Esta pré-campanha não deixará de ficar como mais um passo na normalização do oportunismo político de André Ventura.

A campanha eleitoral para as presidenciais de 2021 arranca depois de 21 debates que captaram a atenção de muitos eleitores e que, com a excepção de um deles, foram razoáveis oportunidades para os candidatos discutirem as suas ideias e, igualmente importante, dadas as características do cargo, permitiram aos portugueses conhecerem melhor cada um deles.

Quem inscreve entre os seus princípios a democracia não pode deixar de se sentir confortado ao vê-la em funcionamento. Mas não pode também deixar de se inquietar, quando percebe que este regime aberto e inclusivo é palco para aqueles que defendem princípios contrários aos que sustêm e dão razão à democracia.
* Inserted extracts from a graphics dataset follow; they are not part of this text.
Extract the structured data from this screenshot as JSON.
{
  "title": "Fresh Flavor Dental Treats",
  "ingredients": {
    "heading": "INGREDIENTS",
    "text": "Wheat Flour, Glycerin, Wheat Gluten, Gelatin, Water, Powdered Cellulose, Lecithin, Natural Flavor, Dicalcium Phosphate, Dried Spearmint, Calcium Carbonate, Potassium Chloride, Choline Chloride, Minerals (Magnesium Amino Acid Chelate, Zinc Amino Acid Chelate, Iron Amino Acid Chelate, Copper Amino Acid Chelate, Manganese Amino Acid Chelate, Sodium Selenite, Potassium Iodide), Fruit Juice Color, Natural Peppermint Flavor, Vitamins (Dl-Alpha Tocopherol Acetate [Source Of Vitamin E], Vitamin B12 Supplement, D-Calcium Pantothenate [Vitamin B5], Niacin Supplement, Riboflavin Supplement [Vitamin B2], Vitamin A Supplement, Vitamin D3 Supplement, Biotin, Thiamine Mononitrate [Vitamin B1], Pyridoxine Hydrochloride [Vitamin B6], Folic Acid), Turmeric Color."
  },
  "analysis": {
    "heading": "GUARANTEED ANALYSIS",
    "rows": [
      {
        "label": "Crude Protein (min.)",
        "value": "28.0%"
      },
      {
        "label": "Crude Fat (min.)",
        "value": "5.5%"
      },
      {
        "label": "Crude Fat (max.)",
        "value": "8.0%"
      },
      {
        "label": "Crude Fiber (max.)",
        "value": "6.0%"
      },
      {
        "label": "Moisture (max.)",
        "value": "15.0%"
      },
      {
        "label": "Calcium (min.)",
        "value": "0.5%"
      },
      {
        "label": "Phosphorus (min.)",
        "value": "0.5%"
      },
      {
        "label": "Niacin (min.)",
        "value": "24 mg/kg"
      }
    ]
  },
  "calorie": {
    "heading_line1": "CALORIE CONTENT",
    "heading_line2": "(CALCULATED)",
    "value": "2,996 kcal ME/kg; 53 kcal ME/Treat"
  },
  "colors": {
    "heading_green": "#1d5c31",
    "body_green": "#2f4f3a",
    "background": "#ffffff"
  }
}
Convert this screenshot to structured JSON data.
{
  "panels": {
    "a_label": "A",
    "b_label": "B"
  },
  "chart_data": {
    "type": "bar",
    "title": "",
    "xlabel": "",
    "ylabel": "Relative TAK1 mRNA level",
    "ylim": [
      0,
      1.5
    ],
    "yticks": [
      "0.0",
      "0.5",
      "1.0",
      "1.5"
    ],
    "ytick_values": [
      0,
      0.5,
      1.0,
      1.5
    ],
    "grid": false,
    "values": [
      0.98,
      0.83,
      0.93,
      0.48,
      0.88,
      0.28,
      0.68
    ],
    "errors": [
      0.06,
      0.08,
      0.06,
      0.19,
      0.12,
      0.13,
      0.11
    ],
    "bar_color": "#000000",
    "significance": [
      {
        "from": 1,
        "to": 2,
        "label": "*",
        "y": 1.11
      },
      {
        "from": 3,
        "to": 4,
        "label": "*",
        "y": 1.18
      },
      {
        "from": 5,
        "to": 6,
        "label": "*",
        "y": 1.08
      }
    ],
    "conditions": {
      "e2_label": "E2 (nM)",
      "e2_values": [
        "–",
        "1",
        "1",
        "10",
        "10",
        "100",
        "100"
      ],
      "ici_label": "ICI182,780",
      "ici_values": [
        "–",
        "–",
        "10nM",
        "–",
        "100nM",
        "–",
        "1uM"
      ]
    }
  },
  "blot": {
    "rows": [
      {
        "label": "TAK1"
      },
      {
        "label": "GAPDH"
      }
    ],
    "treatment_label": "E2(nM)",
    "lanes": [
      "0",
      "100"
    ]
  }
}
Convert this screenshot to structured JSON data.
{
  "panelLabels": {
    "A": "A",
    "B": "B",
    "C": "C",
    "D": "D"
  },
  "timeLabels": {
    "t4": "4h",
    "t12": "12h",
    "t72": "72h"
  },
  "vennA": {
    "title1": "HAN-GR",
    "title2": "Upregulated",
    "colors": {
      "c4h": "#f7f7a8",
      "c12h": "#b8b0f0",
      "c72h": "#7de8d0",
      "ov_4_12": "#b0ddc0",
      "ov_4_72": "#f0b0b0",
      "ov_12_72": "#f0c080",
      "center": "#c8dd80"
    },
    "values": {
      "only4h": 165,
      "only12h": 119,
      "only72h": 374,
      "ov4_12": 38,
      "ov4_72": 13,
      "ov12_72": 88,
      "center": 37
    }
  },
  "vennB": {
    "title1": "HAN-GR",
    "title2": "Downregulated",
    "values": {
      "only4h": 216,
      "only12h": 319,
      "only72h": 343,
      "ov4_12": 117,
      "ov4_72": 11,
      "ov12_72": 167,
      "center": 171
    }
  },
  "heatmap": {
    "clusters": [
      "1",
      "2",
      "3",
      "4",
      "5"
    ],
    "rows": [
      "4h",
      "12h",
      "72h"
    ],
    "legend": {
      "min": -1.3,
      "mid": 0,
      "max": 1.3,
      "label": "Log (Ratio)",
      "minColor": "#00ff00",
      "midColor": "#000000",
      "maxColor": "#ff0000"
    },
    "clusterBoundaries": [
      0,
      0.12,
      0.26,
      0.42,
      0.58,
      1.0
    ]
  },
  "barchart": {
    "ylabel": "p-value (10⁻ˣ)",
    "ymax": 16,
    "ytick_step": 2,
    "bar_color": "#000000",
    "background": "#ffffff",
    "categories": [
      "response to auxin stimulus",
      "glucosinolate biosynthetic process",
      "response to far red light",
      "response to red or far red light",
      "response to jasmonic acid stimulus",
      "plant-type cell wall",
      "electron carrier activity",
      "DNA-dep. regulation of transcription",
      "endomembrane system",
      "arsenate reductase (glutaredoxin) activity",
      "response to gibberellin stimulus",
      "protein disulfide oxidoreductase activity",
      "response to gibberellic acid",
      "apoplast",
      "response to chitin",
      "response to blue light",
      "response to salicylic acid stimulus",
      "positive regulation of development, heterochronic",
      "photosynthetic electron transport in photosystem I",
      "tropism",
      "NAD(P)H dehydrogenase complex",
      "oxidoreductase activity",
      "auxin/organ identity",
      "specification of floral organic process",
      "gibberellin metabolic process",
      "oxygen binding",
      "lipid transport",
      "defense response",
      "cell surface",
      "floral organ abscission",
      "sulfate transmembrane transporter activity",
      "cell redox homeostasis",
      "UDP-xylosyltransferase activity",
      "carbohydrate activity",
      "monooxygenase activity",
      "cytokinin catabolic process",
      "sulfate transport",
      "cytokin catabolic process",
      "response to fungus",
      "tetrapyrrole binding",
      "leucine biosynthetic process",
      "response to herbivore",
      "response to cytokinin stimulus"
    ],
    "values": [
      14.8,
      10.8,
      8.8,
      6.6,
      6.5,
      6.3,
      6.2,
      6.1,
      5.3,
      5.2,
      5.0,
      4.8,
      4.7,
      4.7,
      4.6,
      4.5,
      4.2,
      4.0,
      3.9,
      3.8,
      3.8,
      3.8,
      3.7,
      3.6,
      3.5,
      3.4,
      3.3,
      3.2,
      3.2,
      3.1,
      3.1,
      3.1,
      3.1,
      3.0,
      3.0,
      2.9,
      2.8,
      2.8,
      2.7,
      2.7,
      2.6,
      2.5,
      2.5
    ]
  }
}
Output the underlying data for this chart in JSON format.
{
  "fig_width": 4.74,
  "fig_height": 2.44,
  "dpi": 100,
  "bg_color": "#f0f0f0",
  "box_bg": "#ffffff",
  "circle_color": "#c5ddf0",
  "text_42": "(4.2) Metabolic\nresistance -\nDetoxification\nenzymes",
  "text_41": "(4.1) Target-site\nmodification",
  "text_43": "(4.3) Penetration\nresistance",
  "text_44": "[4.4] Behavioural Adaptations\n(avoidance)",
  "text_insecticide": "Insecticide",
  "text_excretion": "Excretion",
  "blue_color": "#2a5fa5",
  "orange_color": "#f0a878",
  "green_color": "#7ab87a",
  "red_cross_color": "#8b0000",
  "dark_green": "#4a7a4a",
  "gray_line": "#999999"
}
Por muito que a democracia se ganhe “no debate das ideias”, como afirmou Marcelo Rebelo de Sousa, seria néscio não assinalar a gravidade que é ter pela primeira vez na história portuguesa um candidato presidencial cujas ideias integram a possibilidade de cortar as mãos a ladrões, que assume querer confinar uma etnia e não hesita em falar de ditadura. Esta pré-campanha não deixará de ficar como mais um passo na normalização do oportunismo político de André Ventura e não é por acaso que ele não se cansou de evocar nos debates as relações do Chega com o PSD. Que o seu debate com o Presidente incumbente tenha sido o frente-a-frente político transmitido por um só canal mais visto desde 2012 torna ainda mais perceptível o risco que corre o sistema ao ver disseminar ideias contrárias aos princípios básicos da humanidade.

As imagens da tomada do Capitólio pela turba de Trump são um vigoroso alerta para todos os que acham que o sistema é capaz de resistir a tudo, mesmo aos monstros que permite que vivam dentro de si. Como escreveu no PÚBLICO António Barreto, a resposta que se impõe contra a ameaça destes extremismos e da radicalização da vida política é melhores democratas e melhor democracia. Mas a mais imediata e decisiva são as urnas.

Se as eleições já eram importantes, por se perceber que o próximo mandato será exigente para o papel equilibrador do Presidente da República, e que o sistema ganharia em ter um vencedor legitimado por números expressivos, ganham ainda mais relevo por serem a possibilidade de os eleitores rejeitarem valores que devem permanecer inaceitáveis na nossa sociedade. Razões mais do que suficientes para que as dificuldades levantadas pela pandemia tenham uma resposta clara das autoridades que permita o acesso de todos, sem exclusão de qualquer grupo, ao exercício de uma das formas de rejeitar aqueles que usam o sistema para o minar.